Professor Chantal Thomas delivers BU Law’s annual Kleh Lecture.
At a time when global poverty is at its lowest, how can it be that income inequality is higher than it has been since the end of the Second World War? How have global trade and international law shaped these trends? Can we connect economic inequality at the domestic and international levels?
These are the questions set out by Professor Chantal Thomas in the 2017 Kleh Lecture. Thomas joins BU Law as the William & Patricia Kleh Visiting Professor in International Law for the 2017–2018 academic year. She is visiting from Cornell Law School, where she directs the Clarke Initiative for Law and Development in the Middle East and North Africa and teaches in the areas of Law and Development and International Economic Law. The Kleh Lecture was made possible by Patricia and William H. Kleh (’71), who established the William & Patricia Kleh Visiting Professorship in International Law in February 2011.
Professor Thomas’s lecture continued a conversation begun at a conference earlier in the Fall semester, Trade Law in the Trump Era: A Transatlantic Perspective, which she organized with BU Law Professor Daniela Caruso. At that event, she discussed distributive justice in the context of trade law and policy and questioned whether economic inequality is linked to increased international trade or technological innovation.
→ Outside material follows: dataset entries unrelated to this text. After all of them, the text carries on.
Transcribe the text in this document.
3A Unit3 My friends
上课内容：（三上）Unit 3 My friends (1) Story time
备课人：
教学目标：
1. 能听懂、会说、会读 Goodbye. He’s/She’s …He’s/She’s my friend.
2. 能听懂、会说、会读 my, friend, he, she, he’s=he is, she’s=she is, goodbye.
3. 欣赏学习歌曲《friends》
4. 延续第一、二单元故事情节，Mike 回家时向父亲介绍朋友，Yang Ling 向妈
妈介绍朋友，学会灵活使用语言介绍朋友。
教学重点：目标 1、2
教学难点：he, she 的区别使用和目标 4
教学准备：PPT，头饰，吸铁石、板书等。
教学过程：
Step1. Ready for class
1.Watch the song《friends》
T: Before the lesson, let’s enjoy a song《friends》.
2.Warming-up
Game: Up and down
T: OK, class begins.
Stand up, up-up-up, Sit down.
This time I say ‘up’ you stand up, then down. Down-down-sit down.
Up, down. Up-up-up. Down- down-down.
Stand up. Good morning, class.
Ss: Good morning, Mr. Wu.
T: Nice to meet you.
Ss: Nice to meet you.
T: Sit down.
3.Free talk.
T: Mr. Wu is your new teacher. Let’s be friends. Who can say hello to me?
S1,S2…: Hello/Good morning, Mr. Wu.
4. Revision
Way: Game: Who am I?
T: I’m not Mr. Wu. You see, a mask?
In her Kleh Lecture, Professor Thomas suggested that the argument that global trade is responsible for both the reduction in global poverty and the rise of income inequality belies the reality of concentrated losses in specific industries and geographic locations. In aggregate, the expansion of international trade has allowed many developing countries to relieve poverty, and that poverty reduction has been particularly concentrated in places like China, while at the same time the extreme poor in Sub-Saharan Africa are still barely holding on.
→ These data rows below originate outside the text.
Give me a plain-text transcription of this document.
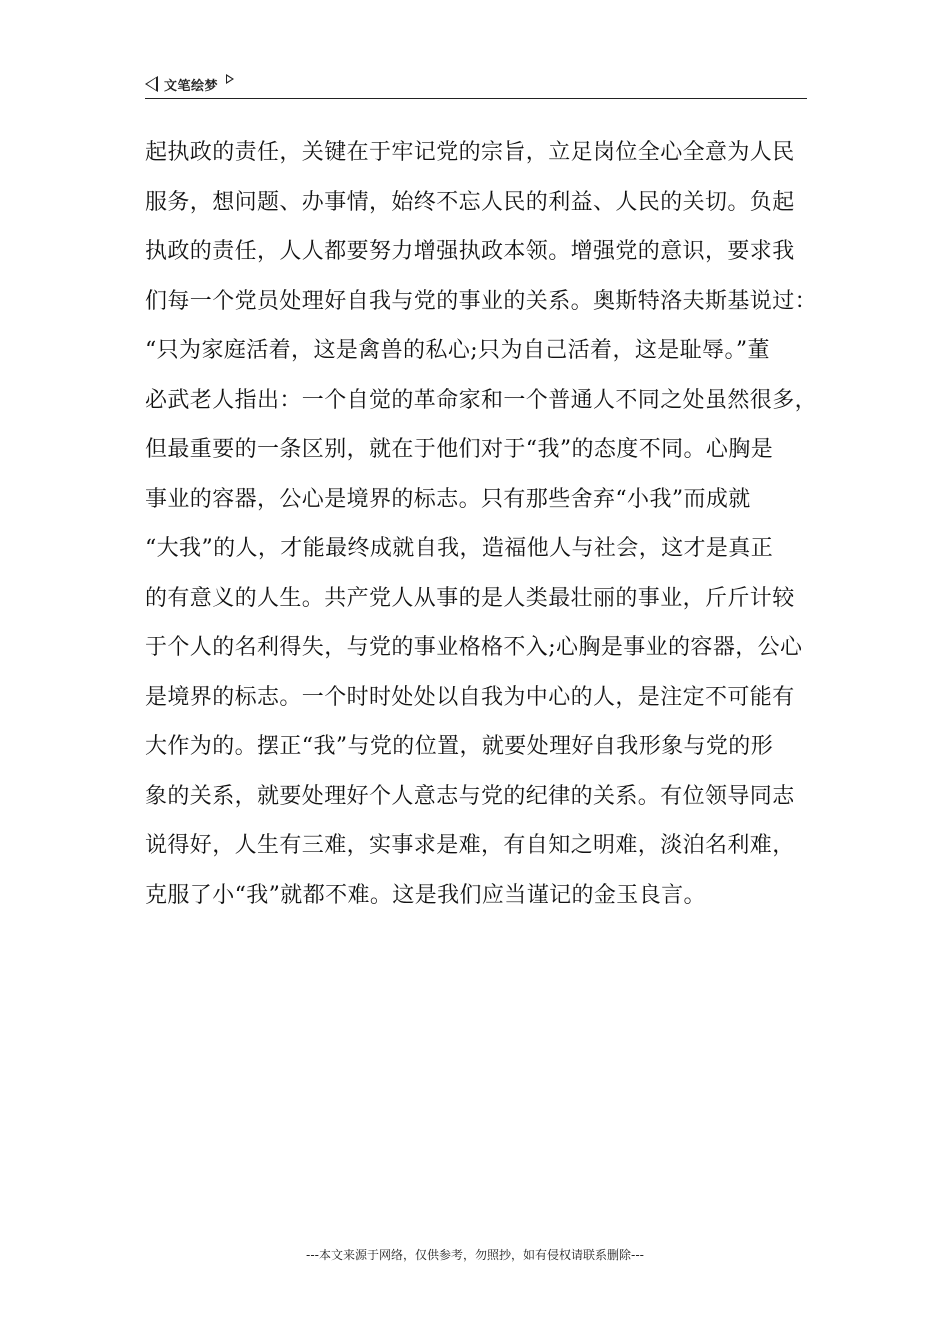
文笔绘梦
起执政的责任，关键在于牢记党的宗旨，立足岗位全心全意为人民
服务，想问题、办事情，始终不忘人民的利益、人民的关切。负起
执政的责任，人人都要努力增强执政本领。增强党的意识，要求我
们每一个党员处理好自我与党的事业的关系。奥斯特洛夫斯基说过：
“只为家庭活着，这是禽兽的私心;只为自己活着，这是耻辱。”董
必武老人指出：一个自觉的革命家和一个普通人不同之处虽然很多，
但最重要的一条区别，就在于他们对于“我”的态度不同。心胸是
事业的容器，公心是境界的标志。只有那些舍弃“小我”而成就
“大我”的人，才能最终成就自我，造福他人与社会，这才是真正
的有意义的人生。共产党人从事的是人类最壮丽的事业，斤斤计较
于个人的名利得失，与党的事业格格不入;心胸是事业的容器，公心
是境界的标志。一个时时处处以自我为中心的人，是注定不可能有
大作为的。摆正“我”与党的位置，就要处理好自我形象与党的形
象的关系，就要处理好个人意志与党的纪律的关系。有位领导同志
说得好，人生有三难，实事求是难，有自知之明难，淡泊名利难，
克服了小“我”就都不难。这是我们应当谨记的金玉良言。
---本文来源于网络，仅供参考，勿照抄，如有侵权请联系删除---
The theory that China’s greater participation in global trade has resulted in its greater reduction of poverty in relation to Africa, Thomas noted, is false. Data has shown that the ratio of trade to gross domestic product is relatively the same in Africa as in other parts of the developing world. Rather, Thomas asserted that the kind of trade a country participates in—especially manufacturing versus agricultural—is a big key to its success in poverty reduction.
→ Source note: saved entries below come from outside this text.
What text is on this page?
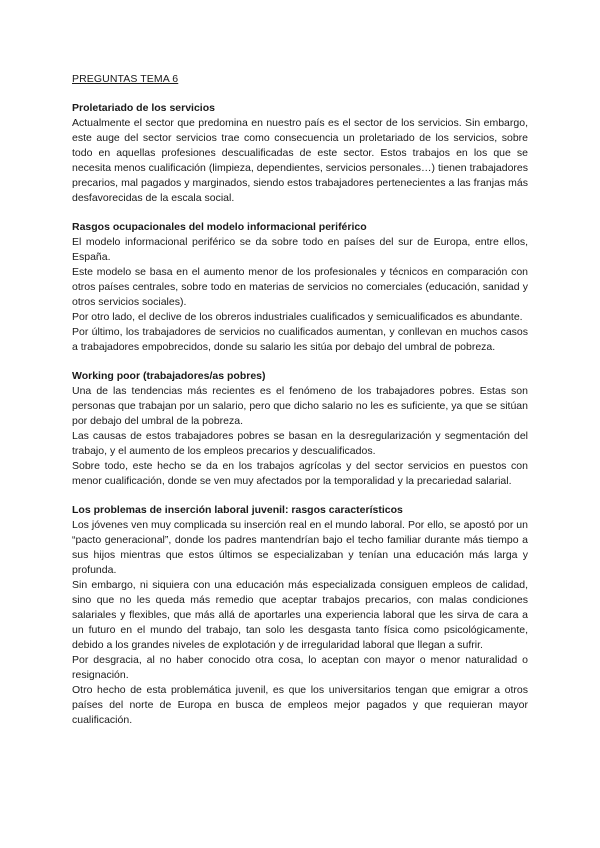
PREGUNTAS TEMA 6
Proletariado de los servicios

Actualmente el sector que predomina en nuestro país es el sector de los servicios. Sin embargo, este auge del sector servicios trae como consecuencia un proletariado de los servicios, sobre todo en aquellas profesiones descualificadas de este sector. Estos trabajos en los que se necesita menos cualificación (limpieza, dependientes, servicios personales…) tienen trabajadores precarios, mal pagados y marginados, siendo estos trabajadores pertenecientes a las franjas más desfavorecidas de la escala social.

Rasgos ocupacionales del modelo informacional periférico

El modelo informacional periférico se da sobre todo en países del sur de Europa, entre ellos, España.

Este modelo se basa en el aumento menor de los profesionales y técnicos en comparación con otros países centrales, sobre todo en materias de servicios no comerciales (educación, sanidad y otros servicios sociales).

Por otro lado, el declive de los obreros industriales cualificados y semicualificados es abundante.

Por último, los trabajadores de servicios no cualificados aumentan, y conllevan en muchos casos a trabajadores empobrecidos, donde su salario les sitúa por debajo del umbral de pobreza.

Working poor (trabajadores/as pobres)

Una de las tendencias más recientes es el fenómeno de los trabajadores pobres. Estas son personas que trabajan por un salario, pero que dicho salario no les es suficiente, ya que se sitúan por debajo del umbral de la pobreza.

Las causas de estos trabajadores pobres se basan en la desregularización y segmentación del trabajo, y el aumento de los empleos precarios y descualificados.

Sobre todo, este hecho se da en los trabajos agrícolas y del sector servicios en puestos con menor cualificación, donde se ven muy afectados por la temporalidad y la precariedad salarial.

Los problemas de inserción laboral juvenil: rasgos característicos

Los jóvenes ven muy complicada su inserción real en el mundo laboral. Por ello, se apostó por un “pacto generacional”, donde los padres mantendrían bajo el techo familiar durante más tiempo a sus hijos mientras que estos últimos se especializaban y tenían una educación más larga y profunda.

Sin embargo, ni siquiera con una educación más especializada consiguen empleos de calidad, sino que no les queda más remedio que aceptar trabajos precarios, con malas condiciones salariales y flexibles, que más allá de aportarles una experiencia laboral que les sirva de cara a un futuro en el mundo del trabajo, tan solo les desgasta tanto física como psicológicamente, debido a los grandes niveles de explotación y de irregularidad laboral que llegan a sufrir.

Por desgracia, al no haber conocido otra cosa, lo aceptan con mayor o menor naturalidad o resignación.

Otro hecho de esta problemática juvenil, es que los universitarios tengan que emigrar a otros países del norte de Europa en busca de empleos mejor pagados y que requieran mayor cualificación.
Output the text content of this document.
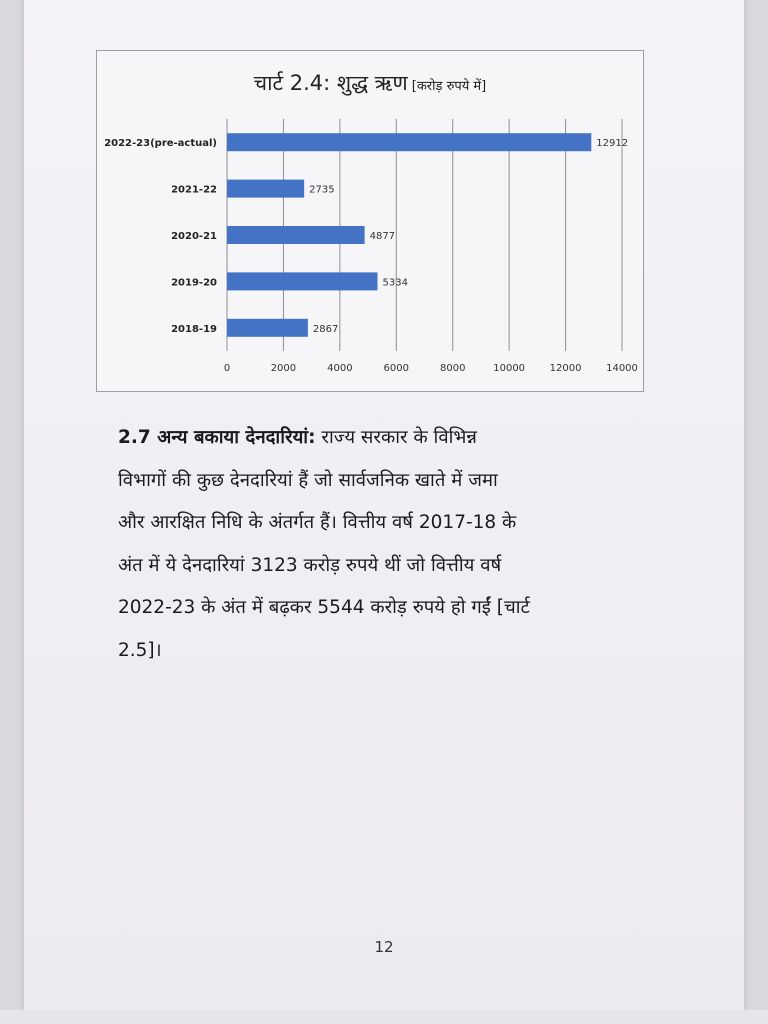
चार्ट 2.4: शुद्ध ऋण [करोड़ रुपये में]
0	2000	4000	6000	8000	10000 12000 14000
2022-23(pre-actual)	12912
2021-22	2735
2020-21	4877
2019-20	5334
2018-19	2867
2.7 अन्य बकाया देनदारियां: राज्य सरकार के विभिन्न
विभागों की कुछ देनदारियां हैं जो सार्वजनिक खाते में जमा
और आरक्षित निधि के अंतर्गत हैं। वित्तीय वर्ष 2017-18 के
अंत में ये देनदारियां 3123 करोड़ रुपये थीं जो वित्तीय वर्ष
2022-23 के अंत में बढ़कर 5544 करोड़ रुपये हो गईं [चार्ट
2.5]।
12
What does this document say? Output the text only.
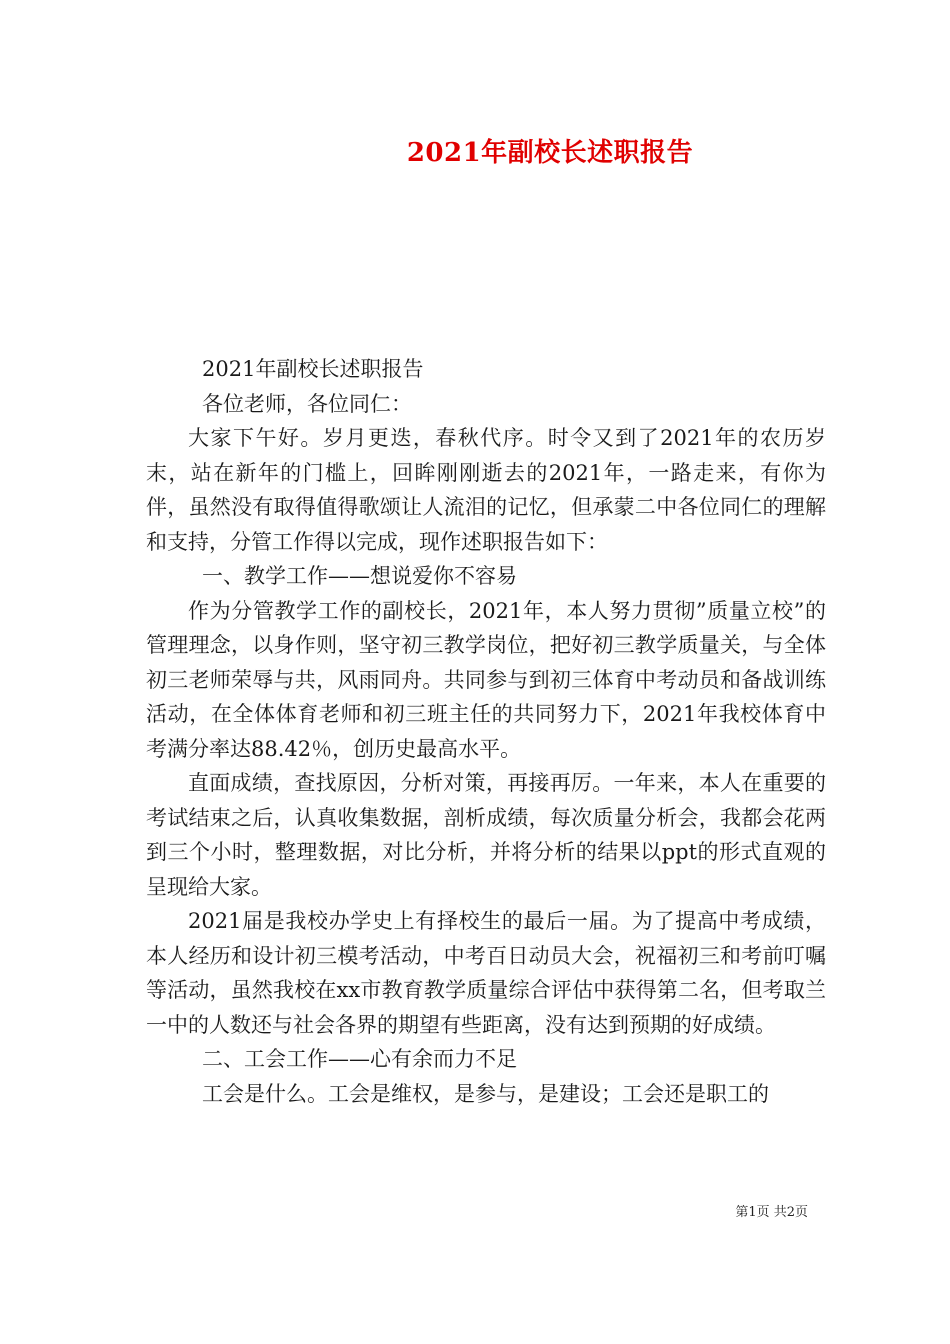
2021年副校长述职报告

2021年副校长述职报告

各位老师，各位同仁：

大家下午好。岁月更迭，春秋代序。时令又到了2021年的农历岁末，站在新年的门槛上，回眸刚刚逝去的2021年，一路走来，有你为伴，虽然没有取得值得歌颂让人流泪的记忆，但承蒙二中各位同仁的理解和支持，分管工作得以完成，现作述职报告如下：

一、教学工作——想说爱你不容易

作为分管教学工作的副校长，2021年，本人努力贯彻”质量立校”的管理理念，以身作则，坚守初三教学岗位，把好初三教学质量关，与全体初三老师荣辱与共，风雨同舟。共同参与到初三体育中考动员和备战训练活动，在全体体育老师和初三班主任的共同努力下，2021年我校体育中考满分率达88.42％，创历史最高水平。

直面成绩，查找原因，分析对策，再接再厉。一年来，本人在重要的考试结束之后，认真收集数据，剖析成绩，每次质量分析会，我都会花两到三个小时，整理数据，对比分析，并将分析的结果以ppt的形式直观的呈现给大家。

2021届是我校办学史上有择校生的最后一届。为了提高中考成绩，本人经历和设计初三模考活动，中考百日动员大会，祝福初三和考前叮嘱等活动，虽然我校在xx市教育教学质量综合评估中获得第二名，但考取兰一中的人数还与社会各界的期望有些距离，没有达到预期的好成绩。

二、工会工作——心有余而力不足

工会是什么。工会是维权，是参与，是建设；工会还是职工的

第1页 共2页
In general, Thomas noted that there has been far less liberalization in agricultural trade policies than in other areas: tariffs on agricultural exports remain high, and there are barriers in place for countries moving from primarily agricultural markets into manufacturing markets. Finally, rich countries maintain “substantial [domestic] subsidies on agriculture that have a direct impact on the livelihoods of producers in poor countries.” For example, the US remains the largest exporter of cotton in the world, even though its production costs almost two times more than it does in West and Central Africa, areas of highly concentrated poverty.
Thomas suggested that these international trade policies had led to a “ghettoization of the poorest countries.” While the Doha Development Round of World Trade Organization (WTO) trade talks were launched specifically with the goal of “improving the trading prospects of developing countries and reducing economic inequality,” the negotiations encountered roadblocks and eventually stalled when developed countries refused to compromise on agricultural policies.
“The story of agriculture is just one of many stories one could tell about international trade law,” Thomas said. “One can see the ways in which where economic inequality reflected in and to some degree perpetuated by rules and institutions.”
If trade openness is not necessarily the solution, is it the problem? Thomas pointed to the water contamination crisis in Flint, Michigan as an illustrative example. As a former “manufacturing powerhouse,” Professor Thomas placed the scandal in Flint—notable not only for the crisis itself but also for the government’s failure to respond effectively—in a “larger narrative of de-industrialization and manufacturing decline.”
In Michigan, and the US more broadly, the theory in vogue recently has been that international trade, especially the North American Free Trade Agreement (NAFTA), is to blame for the loss of manufacturing jobs. However, most studies of NAFTA have shown a net positive, if modest, effect. Even though trade deficits have increased in some areas, the US economy has moved toward other industries, like services, in which the country has a trade surplus with many of its trading partners. “The aggregate picture doesn’t reflect the impact on specific industries,” Thomas said, “some areas showed concentrated losses, and one of those was the auto industry.”
The problems, Thomas notes, were exacerbated but not created by NAFTA. She argues that the US did not sufficiently invest in retraining workers and providing social safety nets, a strategy used by some European countries when they also experienced concentrated job losses. Further, the expansion of international trade occurred at a time when the view was ascendant that “a market-based solution to a social problem is always preferable to solutions that require government intervention.”
Flint—like the cotton-producing countries of West and Central Africa—was “a loser in the global economic game,” Thomas said. Its basic public services were cut, and while “there was no connection between the international trade law and the defunding of a local public water facility, both arose in the same global economic and normative climate.”
The way forward, she suggests, is to be more mindful not only of the role of international law, but of the ideologies that inform it. “We have to talk about how economic ideology intersects with ideologies of class, gender, and race,” Thomas said. Noting that the majority of Flint residents are African American, she stressed that “we have to ask whether we tolerate the inequities of globalization because they disproportionately affect those who already occupy a subordinate social status.”